NAME¶
gpesyncd - synchronisation agent for GPE PIM data
SYNOPSIS¶
gpesyncd [-r, --remote] [-d, --daemon [PORT]]
DESCRIPTION¶
gpesyncd synchronises PIM data by transforming vCards, vEvents, vTtodo and iCals
to the appropriate format in the SQLite database of the respective GPE
applications and vice versa.
gpesyncd exports and imports PIM data either to stdout or over TCP/IP. It can
also be used as a command line tool to access all the PIM data.

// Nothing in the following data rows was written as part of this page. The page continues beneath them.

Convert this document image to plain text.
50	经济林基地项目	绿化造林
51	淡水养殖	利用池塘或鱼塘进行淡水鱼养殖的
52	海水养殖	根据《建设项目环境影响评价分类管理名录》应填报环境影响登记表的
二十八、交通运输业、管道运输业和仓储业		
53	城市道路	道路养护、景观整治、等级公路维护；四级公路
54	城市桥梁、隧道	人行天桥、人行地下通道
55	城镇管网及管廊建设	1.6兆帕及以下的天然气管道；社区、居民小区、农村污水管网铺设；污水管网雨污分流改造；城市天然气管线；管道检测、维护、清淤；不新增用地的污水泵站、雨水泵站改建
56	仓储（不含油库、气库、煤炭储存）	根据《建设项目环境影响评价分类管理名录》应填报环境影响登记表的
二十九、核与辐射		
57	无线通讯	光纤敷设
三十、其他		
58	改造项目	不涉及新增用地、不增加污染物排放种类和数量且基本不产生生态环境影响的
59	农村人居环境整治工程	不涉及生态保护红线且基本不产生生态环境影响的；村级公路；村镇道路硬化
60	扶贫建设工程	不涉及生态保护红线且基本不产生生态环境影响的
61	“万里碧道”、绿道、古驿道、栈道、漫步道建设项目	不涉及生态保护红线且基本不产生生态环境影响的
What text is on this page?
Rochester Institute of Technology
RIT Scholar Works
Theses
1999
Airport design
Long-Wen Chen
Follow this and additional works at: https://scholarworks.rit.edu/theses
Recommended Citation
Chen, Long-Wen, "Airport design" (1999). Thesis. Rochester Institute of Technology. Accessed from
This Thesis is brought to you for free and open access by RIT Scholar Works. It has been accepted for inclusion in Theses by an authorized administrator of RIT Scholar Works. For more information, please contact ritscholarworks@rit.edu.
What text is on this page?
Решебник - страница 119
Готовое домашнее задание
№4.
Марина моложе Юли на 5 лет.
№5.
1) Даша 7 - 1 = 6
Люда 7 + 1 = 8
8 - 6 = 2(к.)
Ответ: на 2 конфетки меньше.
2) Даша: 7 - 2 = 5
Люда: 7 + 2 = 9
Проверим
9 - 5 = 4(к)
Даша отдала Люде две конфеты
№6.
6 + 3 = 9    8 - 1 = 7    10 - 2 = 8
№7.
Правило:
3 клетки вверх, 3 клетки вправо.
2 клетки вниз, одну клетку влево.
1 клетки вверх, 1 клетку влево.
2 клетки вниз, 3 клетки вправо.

opensync-plugin-gpe needs gpesyncd to run on the machine where the GPE
application data are stored.
OPTIONS¶
- -r, --remote
- Starts gpesyncd in remote mode, which means that all input
must be entered as <nn>:<data> where <nn> is the length
of the data <data>. Output follows the same convention.
- -d, --daemon [PORT]
- Starts in TCP/IP mode. Listens on port 6446 unless PORT is
specified.
MODES¶
- REMOTE MODE
- You can run this program in "remote" mode, that
means for everything you want to write to it, you have to prepend the
number of bytes you're actually writing.
For example, you want to write "help", you type in:
"4:help". Sounds useless, but when using it for syncing from a
remote computer it knows when the input ends and you can even send
newlines. To activate the remote mode, just run it with "gpesyncd
--remote".
- DAEMON MODE
- To activate the daemon mode run it with "gpesyncd
-D". You can specify optionally the port by adding a port number
after the -D parameter, e.g. "gpesyncd -D 2442" will listen on
port 2442. The default port is 6446.
Only IPs that are listed in $HOME/.gpe/gpesyncd.allow are allowed to connect
to the gpesyncd. You can add IP addresses while running the daemon,
whenever someone tries to connect to the daemon, it'll check all the
listed IPs whether they are allowed or not.
No wildcards or something like gpesyncd.deny are implemented!
AUTHOR¶
This man page was written by gregor herrmann <gregoa@debian.org> for the
Debian project based on the --help output, the README, and the web page, and
is released under the same terms as the software itself.